M. Continuo

Swiss bring back quotas to control EU immigration

By Emma Farge

GENEVA (Reuters) - Switzerland said it will reintroduce quotas for European Union workers, bowing to growing unease about immigration from poorer neighbours, in a decision Brussels says violates an accord.

Prosperous, landlocked Switzerland has seen the net influx of workers rise to up to 80,0000 a year, contributing to a house price bubble and prompting criticism from right-wing parties.

The Swiss Federal Council said on Wednesday the quotas, effective for 12 months, will apply to eight central and eastern European countries including Hungary, Poland and Slovakia.

They will likely be extended to a further 17 countries in western and southern Europe in June, it added.

Under the terms of the 1999 Agreement on the Free Movement of Persons, non-EU Switzerland may invoke a "safeguard clause" which allows temporary caps on work permits if the annual influx exceeds a certain number.

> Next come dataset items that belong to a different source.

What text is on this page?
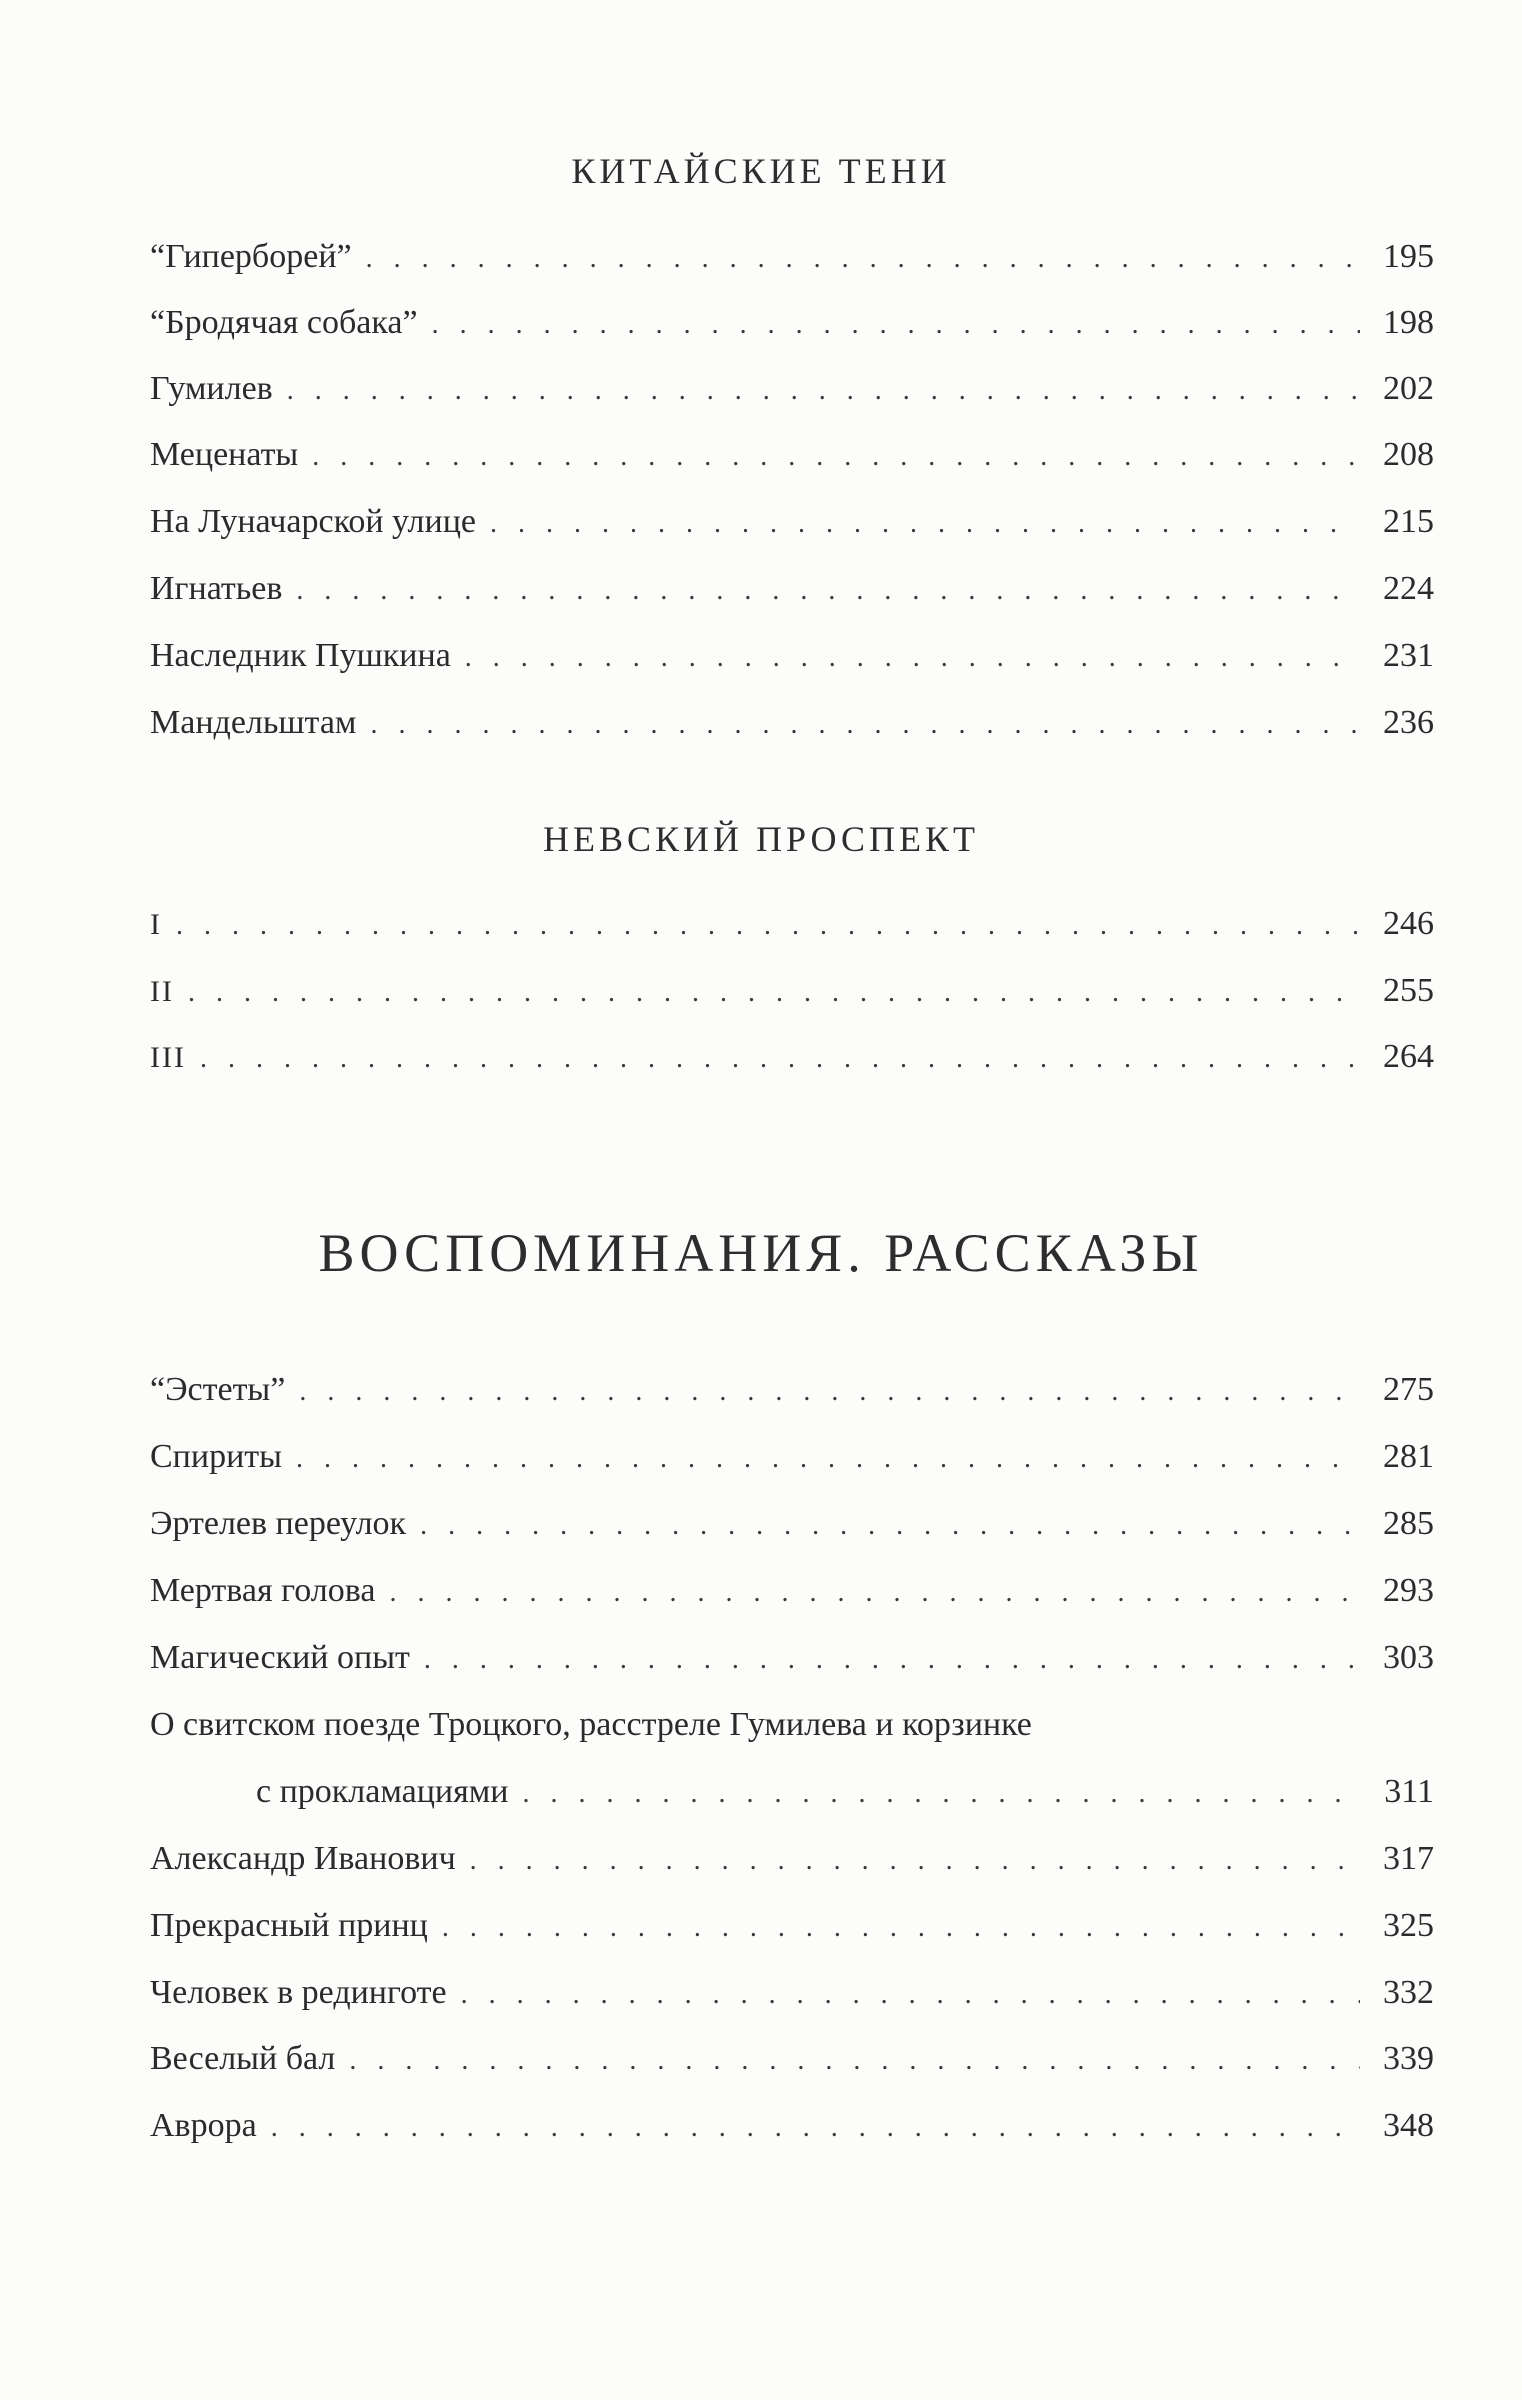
КИТАЙСКИЕ ТЕНИ
“Гиперборей” . . .	195
“Бродячая собака” . . .	198
Гумилев . . .	202
Меценаты . . .	208
На Луначарской улице . . .	215
Игнатьев . . .	224
Наследник Пушкина . . .	231
Мандельштам . . .	236
НЕВСКИЙ ПРОСПЕКТ
I . . .	246
II . . .	255
III . . .	264
ВОСПОМИНАНИЯ. РАССКАЗЫ
“Эстеты” . . .	275
Спириты . . .	281
Эртелев переулок . . .	285
Мертвая голова . . .	293
Магический опыт . . .	303
О свитском поезде Троцкого, расстреле Гумилева и корзинке
с прокламациями . . .	311
Александр Иванович . . .	317
Прекрасный принц . . .	325
Человек в рединготе . . .	332
Веселый бал . . .	339
Аврора . . .	348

" came to the conclusion that the safeguard clause is one of several measures which can help to make immigration more acceptable to society and compatible with its needs," it said in a statement.

The EU's foreign policy chief Catherine Ashton said she regretted the Swiss action, adding that it was contrary to the 1999 treaty since the quotas differentiate between countries.

"These measures disregard the great benefits that the free movement of persons brings to the citizens of both Switzerland and the EU," she said in an emailed statement.

Last April, Switzerland temporarily imposed quotas on workers from the same eight eastern European countries.